Record Store Day 2026: What We Know So Far


Record Store Day announcements have started trickling out, and I’ve already got mixed feelings. Look, I’ve been doing this event since 2008 when it was genuinely about celebrating independent record shops. These days it’s become something more complicated, and I think we need to talk about that.

The Good News First

The RSD committee has confirmed April 19, 2026 as the date for this year’s main event, with the usual second drop following in June. From what I’ve seen of the early list leaks — and yeah, they always leak — there are some genuinely interesting Australian exclusives in the pipeline.

I’ve heard whispers about a Courtney Barnett live session pressing, a remastered Eddy Current Suppression Ring collection, and what might be a previously unreleased King Gizzard studio session from the Nonagon Infinity era. If even half of that pans out, we’ll have some crackers on the shelf.

The Australian RSD committee has also expanded the number of participating stores this year. Last count I saw was over 120 shops nationally, which is up from around 100 in 2024. That’s encouraging. It means more places for people to actually find these releases without camping overnight outside my door.

Where It Gets Tricky

Here’s where I put on my grumpy shopkeeper hat. The major labels have figured out that RSD is a money printer, and they’re flooding the list with lazy reissues on coloured vinyl that nobody actually asked for. Do we really need another pressing of Rumours on translucent teal? Fleetwood Mac fans already own three copies.

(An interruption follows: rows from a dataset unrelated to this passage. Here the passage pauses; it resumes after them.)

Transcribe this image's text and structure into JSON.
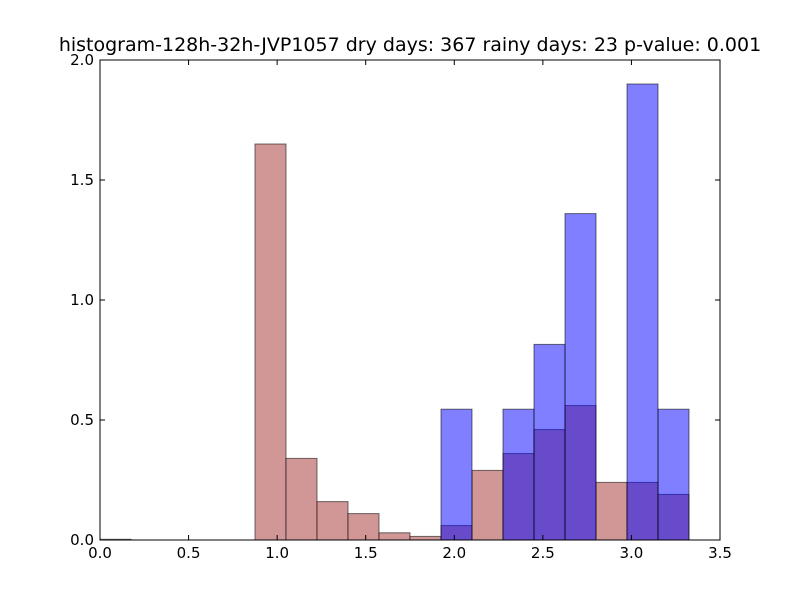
{
  "chart_data": {
    "type": "bar",
    "title": "histogram-128h-32h-JVP1057 dry days: 367 rainy days: 23 p-value: 0.001",
    "xlabel": "",
    "ylabel": "",
    "xlim": [
      0.0,
      3.5
    ],
    "ylim": [
      0.0,
      2.0
    ],
    "grid": false,
    "xticks": [
      "0.0",
      "0.5",
      "1.0",
      "1.5",
      "2.0",
      "2.5",
      "3.0",
      "3.5"
    ],
    "yticks": [
      "0.0",
      "0.5",
      "1.0",
      "1.5",
      "2.0"
    ],
    "bin_edges": [
      0.0,
      0.175,
      0.35,
      0.525,
      0.7,
      0.875,
      1.05,
      1.225,
      1.4,
      1.575,
      1.75,
      1.925,
      2.1,
      2.275,
      2.45,
      2.625,
      2.8,
      2.975,
      3.15,
      3.325
    ],
    "series": [
      {
        "color": "#c27474",
        "opacity": 0.75,
        "values": [
          0.003,
          0,
          0,
          0,
          0,
          1.65,
          0.34,
          0.16,
          0.11,
          0.03,
          0.015,
          0.06,
          0.29,
          0.36,
          0.46,
          0.56,
          0.24,
          0.24,
          0.19
        ]
      },
      {
        "color": "#0000ff",
        "opacity": 0.5,
        "values": [
          0,
          0,
          0,
          0,
          0,
          0,
          0,
          0,
          0,
          0,
          0,
          0.545,
          0,
          0.545,
          0.815,
          1.36,
          0,
          1.9,
          0.545
        ]
      }
    ]
  }
}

The pricing has gotten out of hand too. I’m seeing wholesale costs on some of these titles that force me to stick a $70-80 price tag on a single LP. My customers aren’t made of money, and I refuse to pretend that’s normal. A limited pressing should mean something special about the music or the presentation, not just an excuse to charge double.

What I’d Love to See Change

I’d genuinely like RSD to refocus on what made it matter in the first place. Give Australian labels more slots. Push for reasonable pricing. Make the exclusive list shorter and better curated rather than longer and more bloated.

The best RSD moments in my shop have always been when someone discovers a local artist they’d never heard of. Last year a bloke came in for the Arctic Monkeys picture disc and left with a Tropical Fuck Storm EP that absolutely blew his mind. That’s what this day should be about.

Planning for the Queue

For my fellow shop owners reading this, start planning your queue management now. We learned the hard way in 2024 that online reservation systems create more drama than they solve. We’re going back to the old-fashioned numbered wristband system this year. First in, first served, one copy per title per customer.

I’ll also be putting together a Spotify playlist of all the Australian artists on the RSD list once it’s finalised. Give people a chance to actually listen before they buy. What a concept.

The Bigger Picture

Despite my grumbling, Record Store Day remains the single biggest trading day of the year for most indie shops. It brings people through the door who might not otherwise visit, and some of them come back. That matters enormously for stores like mine that run on thin margins and deep commitment.

I just want the event to stay honest. Celebrate the shops. Celebrate the music. Stop treating it as a speculation market for Discogs flippers.

More details as the full list drops. I’ll be doing my usual breakdown of the Australian exclusives and letting you know which ones are actually worth your early morning.